Dive Brief:
- The Federal Trade Commission said Tuesday that it sued Walmart in a civil lawsuit over the retailer’s failure to protect customers using money transfer services at its stores from fraudsters. The fraud cost those customers hundreds of millions of dollars over years, the agency said.
- Walmart “turned a blind eye while scammers took advantage of its failure to properly secure the money transfer services offered at Walmart stores,” the FTC said in a press release. The federal agency cited Walmart’s failure to properly train employees or warn customers. The juggernaut retailer also used procedures that aided the fraudsters, the agency said.
- The agency is seeking civil penalties against Walmart for the violations and asking the court to order Walmart to return millions of dollars in fees it collected to its customers.
Dive Insight:
The lawsuit turns on the fact that Walmart provides a host of financial services to customers at its stores, including money transfer services in which people can send money to friends and family in other countries. The retailer in recent years has sought to increase such financial services at its stores.
The money-transfer services at Walmart are offered through other companies, including MoneyGram International, Ria and Western Union, and processed by Walmart employees, sometimes under a Walmart brand, such as “Walmart2World,” the federal agency said in its press release regarding the lawsuit.
“While scammers used its money transfer services to make off with cash, Walmart looked the other way and pocketed millions in fees,” said FTC Bureau of Consumer Protection Director Samuel Levine in the release. “Consumers have lost hundreds of millions, and the Commission is holding Walmart accountable for letting fraudsters fleece its customers.”
The lawsuit was filed Tuesday in U.S. District Court in Northern Illinois, and seeks civil penalties under the Telemarketing Sales Rule as well as refunds for monetary losses and related damages.
The retailer denied the agency’s charges and questioned the FTC’s conduct. “This lawsuit is factually misguided and legally flawed and Walmart will defend against it aggressively,” Walmart Spokesperson Randy Hargrove said in a statement. He also noted that the retailer had sent a Freedom of Information Act request to the agency recently and attached that June 3 letter, which said that the agency’s investigation had been “riddled with a lack of transparency and a host of procedural irregularities.”
The FTC said that from 2013 to 2018 about $197 million in such transfers through Walmart were the subject of fraud complaints, and more than $1.3 billion related payments were also possibly connected to the fraud, based on information from fraud databases maintained by MoneyGram, Western Union and Ria.
The agency hasn’t spared those money transfer providers either. The FTC has brought actions against MoneyGram and Western Union in recent years. In April, the Consumer Financial Protection Bureau and New York Attorney General Letitia James also filed a civil lawsuit against MoneyGram International for allegedly repeatedly violating consumer financial protection laws.

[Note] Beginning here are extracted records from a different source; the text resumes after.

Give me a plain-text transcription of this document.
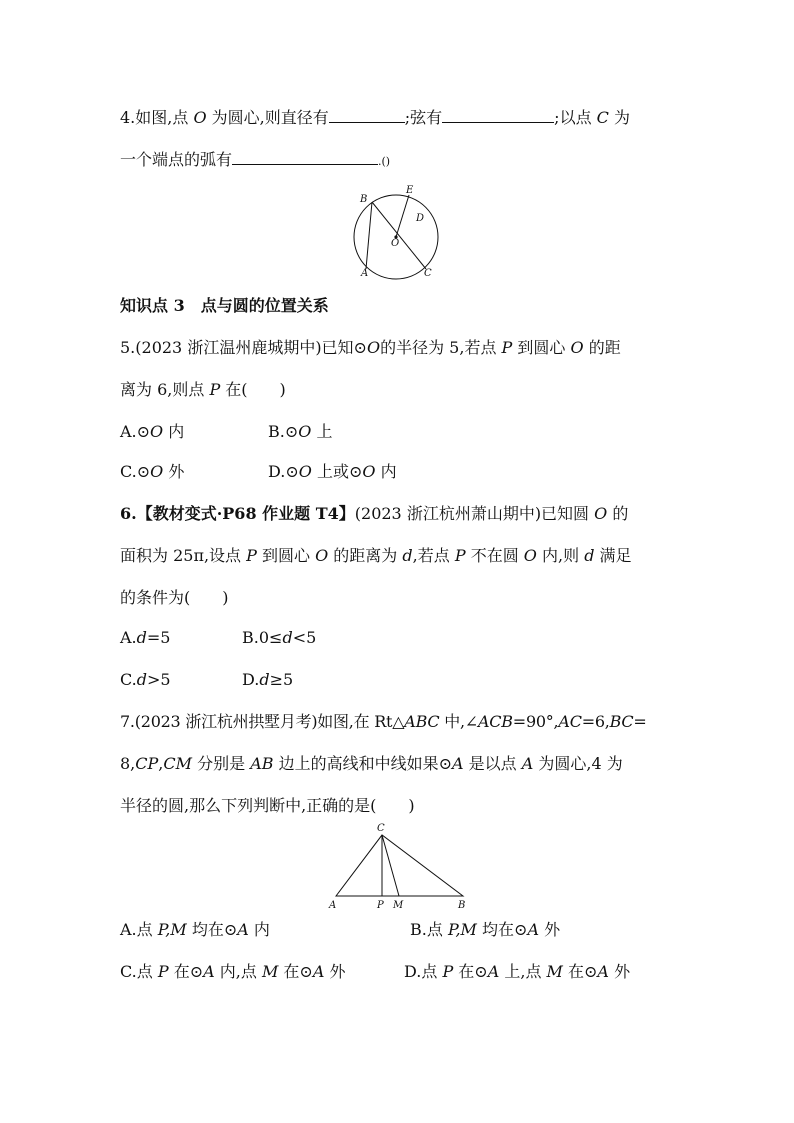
4.如图,点 O 为圆心,则直径有	;弦有	;以点 C 为
一个端点的弧有	.()
B
E
D
O
A	C
知识点 3　点与圆的位置关系
5.(2023 浙江温州鹿城期中)已知⊙O的半径为 5,若点 P 到圆心 O 的距
离为 6,则点 P 在(　　)
A.⊙O 内	B.⊙O 上
C.⊙O 外	D.⊙O 上或⊙O 内
6.【教材变式·P68 作业题 T4】(2023 浙江杭州萧山期中)已知圆 O 的
面积为 25π,设点 P 到圆心 O 的距离为 d,若点 P 不在圆 O 内,则 d 满足
的条件为(　　)
A.d=5	B.0≤d<5
C.d>5	D.d≥5
7.(2023 浙江杭州拱墅月考)如图,在 Rt△ABC 中,∠ACB=90°,AC=6,BC=
8,CP,CM 分别是 AB 边上的高线和中线如果⊙A 是以点 A 为圆心,4 为
半径的圆,那么下列判断中,正确的是(　　)
C
A	P M	B
A.点 P,M 均在⊙A 内	B.点 P,M 均在⊙A 外
C.点 P 在⊙A 内,点 M 在⊙A 外	D.点 P 在⊙A 上,点 M 在⊙A 外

In the lawsuit, the FTC said that Walmart didn’t have a “written anti-fraud or consumer protection program until November 2014” and that the retailer “failed to have an effective program or violated its own policies, as well as the policies of its partners” that were aimed at protecting consumers.
The agency also alleged in the lawsuit that not only did Walmart fail to properly train its employees handling the money transfers, some of its workers engaged in the fraud.
The commission decided to pursue the civil penalties against Walmart in a 3-2 vote. In a Tuesday statement, the retailer pointed to that thin margin as another sign of a flawed action.